In his Enchiridion religionis reformae, an introductory seminary text, Walaeus gives a simplified form of the arguments of Zacharias Ursinus on natural theology; and relies little on Scripture for the existence of God. His Loci communibus sacrae theologiae et consiliis is a more advanced text, and develops a philosophical theism.
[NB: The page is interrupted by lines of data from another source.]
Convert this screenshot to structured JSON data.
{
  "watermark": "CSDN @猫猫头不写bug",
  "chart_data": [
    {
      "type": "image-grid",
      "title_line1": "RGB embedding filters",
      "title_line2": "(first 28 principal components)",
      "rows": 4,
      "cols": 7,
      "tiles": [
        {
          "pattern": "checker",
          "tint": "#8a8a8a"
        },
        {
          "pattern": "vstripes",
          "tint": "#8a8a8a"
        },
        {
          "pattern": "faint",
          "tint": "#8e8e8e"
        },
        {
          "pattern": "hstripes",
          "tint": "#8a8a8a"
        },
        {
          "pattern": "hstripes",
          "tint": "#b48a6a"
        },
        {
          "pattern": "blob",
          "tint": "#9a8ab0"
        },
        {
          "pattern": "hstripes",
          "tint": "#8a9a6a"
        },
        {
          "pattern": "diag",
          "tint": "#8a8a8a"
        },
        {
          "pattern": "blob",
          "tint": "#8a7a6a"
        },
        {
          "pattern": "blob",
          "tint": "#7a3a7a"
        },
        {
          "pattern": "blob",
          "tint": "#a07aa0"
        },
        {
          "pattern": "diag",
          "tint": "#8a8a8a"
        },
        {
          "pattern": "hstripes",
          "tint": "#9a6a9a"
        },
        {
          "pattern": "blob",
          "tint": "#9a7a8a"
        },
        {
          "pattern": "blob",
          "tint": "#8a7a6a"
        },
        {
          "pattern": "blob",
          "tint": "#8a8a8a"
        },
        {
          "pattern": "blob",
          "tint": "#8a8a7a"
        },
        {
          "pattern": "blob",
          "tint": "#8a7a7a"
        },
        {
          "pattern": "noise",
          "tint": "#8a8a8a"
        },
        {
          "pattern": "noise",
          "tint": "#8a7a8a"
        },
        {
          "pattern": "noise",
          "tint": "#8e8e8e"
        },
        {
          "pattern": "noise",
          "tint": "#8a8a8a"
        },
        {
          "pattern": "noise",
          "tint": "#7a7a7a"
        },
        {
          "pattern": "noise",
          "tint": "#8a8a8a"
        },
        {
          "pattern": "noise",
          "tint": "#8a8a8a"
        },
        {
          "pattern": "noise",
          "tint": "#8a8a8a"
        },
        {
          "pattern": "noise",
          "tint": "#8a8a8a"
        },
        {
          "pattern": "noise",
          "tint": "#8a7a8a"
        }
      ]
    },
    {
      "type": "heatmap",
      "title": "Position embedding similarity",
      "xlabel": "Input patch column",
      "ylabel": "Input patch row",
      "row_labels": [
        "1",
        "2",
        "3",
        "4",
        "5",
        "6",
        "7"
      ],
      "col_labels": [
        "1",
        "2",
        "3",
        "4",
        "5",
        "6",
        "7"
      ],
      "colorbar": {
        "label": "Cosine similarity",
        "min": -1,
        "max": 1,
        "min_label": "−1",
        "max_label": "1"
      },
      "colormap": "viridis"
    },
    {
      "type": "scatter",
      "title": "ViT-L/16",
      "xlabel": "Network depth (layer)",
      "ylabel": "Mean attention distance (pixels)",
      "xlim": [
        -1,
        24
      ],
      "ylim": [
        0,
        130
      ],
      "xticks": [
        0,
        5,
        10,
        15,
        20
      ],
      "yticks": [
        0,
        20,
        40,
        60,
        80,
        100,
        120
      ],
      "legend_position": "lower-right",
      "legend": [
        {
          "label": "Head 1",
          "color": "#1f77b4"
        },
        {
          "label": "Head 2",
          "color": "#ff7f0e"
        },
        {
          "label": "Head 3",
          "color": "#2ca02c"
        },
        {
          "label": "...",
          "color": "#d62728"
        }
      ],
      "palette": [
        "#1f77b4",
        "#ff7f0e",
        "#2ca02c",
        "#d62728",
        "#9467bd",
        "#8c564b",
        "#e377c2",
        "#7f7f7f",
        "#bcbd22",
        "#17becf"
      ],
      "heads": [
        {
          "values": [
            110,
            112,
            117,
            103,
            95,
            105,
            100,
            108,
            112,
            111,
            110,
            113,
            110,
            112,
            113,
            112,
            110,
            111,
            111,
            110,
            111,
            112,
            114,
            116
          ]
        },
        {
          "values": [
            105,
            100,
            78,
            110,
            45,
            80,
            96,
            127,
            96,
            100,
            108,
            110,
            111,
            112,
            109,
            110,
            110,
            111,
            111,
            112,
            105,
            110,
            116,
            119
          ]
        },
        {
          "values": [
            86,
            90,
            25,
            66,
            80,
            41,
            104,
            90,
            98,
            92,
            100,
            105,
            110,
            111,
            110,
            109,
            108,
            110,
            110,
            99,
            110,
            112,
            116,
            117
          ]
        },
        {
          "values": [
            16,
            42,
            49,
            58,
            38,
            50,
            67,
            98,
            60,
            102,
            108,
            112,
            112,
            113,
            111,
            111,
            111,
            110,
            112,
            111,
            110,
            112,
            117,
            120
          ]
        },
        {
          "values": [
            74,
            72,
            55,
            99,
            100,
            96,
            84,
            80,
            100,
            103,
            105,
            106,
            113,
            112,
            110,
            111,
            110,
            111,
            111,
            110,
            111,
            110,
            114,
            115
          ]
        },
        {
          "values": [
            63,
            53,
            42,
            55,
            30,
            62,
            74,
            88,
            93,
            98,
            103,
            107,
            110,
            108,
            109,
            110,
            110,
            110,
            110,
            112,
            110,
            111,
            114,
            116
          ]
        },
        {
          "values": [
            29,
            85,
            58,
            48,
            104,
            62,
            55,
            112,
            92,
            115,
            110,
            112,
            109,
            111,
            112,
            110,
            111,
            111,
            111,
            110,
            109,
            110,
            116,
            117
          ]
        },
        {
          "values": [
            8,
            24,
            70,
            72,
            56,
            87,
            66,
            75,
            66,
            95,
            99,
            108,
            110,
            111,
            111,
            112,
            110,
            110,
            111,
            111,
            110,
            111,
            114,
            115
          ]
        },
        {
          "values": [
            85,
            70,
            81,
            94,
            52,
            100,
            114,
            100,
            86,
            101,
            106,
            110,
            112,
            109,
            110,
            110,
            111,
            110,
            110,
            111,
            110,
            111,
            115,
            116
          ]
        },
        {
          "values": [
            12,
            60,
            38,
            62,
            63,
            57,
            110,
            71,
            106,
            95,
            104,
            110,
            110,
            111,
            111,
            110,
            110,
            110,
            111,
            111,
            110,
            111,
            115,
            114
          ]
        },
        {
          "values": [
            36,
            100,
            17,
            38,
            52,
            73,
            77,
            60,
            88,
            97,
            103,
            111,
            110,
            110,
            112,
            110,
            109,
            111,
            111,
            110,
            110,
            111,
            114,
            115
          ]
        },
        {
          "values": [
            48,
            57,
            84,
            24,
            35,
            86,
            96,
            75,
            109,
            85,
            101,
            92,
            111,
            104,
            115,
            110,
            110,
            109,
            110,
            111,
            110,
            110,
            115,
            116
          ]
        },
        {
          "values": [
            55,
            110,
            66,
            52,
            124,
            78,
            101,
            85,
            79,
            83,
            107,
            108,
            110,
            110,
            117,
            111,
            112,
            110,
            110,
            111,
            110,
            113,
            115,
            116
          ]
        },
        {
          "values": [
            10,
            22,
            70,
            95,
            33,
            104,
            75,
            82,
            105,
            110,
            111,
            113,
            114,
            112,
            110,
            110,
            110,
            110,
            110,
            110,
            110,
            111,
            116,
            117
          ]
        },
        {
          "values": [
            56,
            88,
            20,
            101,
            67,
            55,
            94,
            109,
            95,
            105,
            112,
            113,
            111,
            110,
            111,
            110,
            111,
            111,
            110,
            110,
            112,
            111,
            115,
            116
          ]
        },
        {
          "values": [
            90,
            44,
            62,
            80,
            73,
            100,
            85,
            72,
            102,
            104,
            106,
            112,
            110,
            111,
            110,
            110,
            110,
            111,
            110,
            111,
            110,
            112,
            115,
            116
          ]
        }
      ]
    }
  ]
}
Along with Franciscus Gomarus, Walaeus accepted a theory of middle knowledge of God (scientia media), more often associated with Molinism.

Synopsis purioris theologiae disputationibus quinquaginta duabus comprehensa (1625) with his colleagues Johannes Polyander, André Rivet and Anthony Thysius attempted to settle the Leiden view on controversial issues as a united front. Further, the Leiden Synopsis was intended to provide a Dutch Reformed orthodoxy, providing a manual of 880 pages covering 52 disputations, a resource for apologetics.

The posthumous Opera Omnia (1643) contains De opinione chiliastarum with views on millennarianism. Walaeus had corresponded with Joseph Mede, and his attitude to Cerinthus, Johannes Piscator and Johann Heinrich Alsted in this area was negative, instead placing the Second Coming away from terrestrial events. Johannes Cocceius followed Walaeus in his interest in prophecy.

Controversy with the Remonstrants continued, especially with Simon Episcopius and Johannes Arnoldi Corvinus.

Walaeus emphasized daily repentance in his writings.

==Family==
The physician Johannes Walaeus (Jan de Wale) was his son.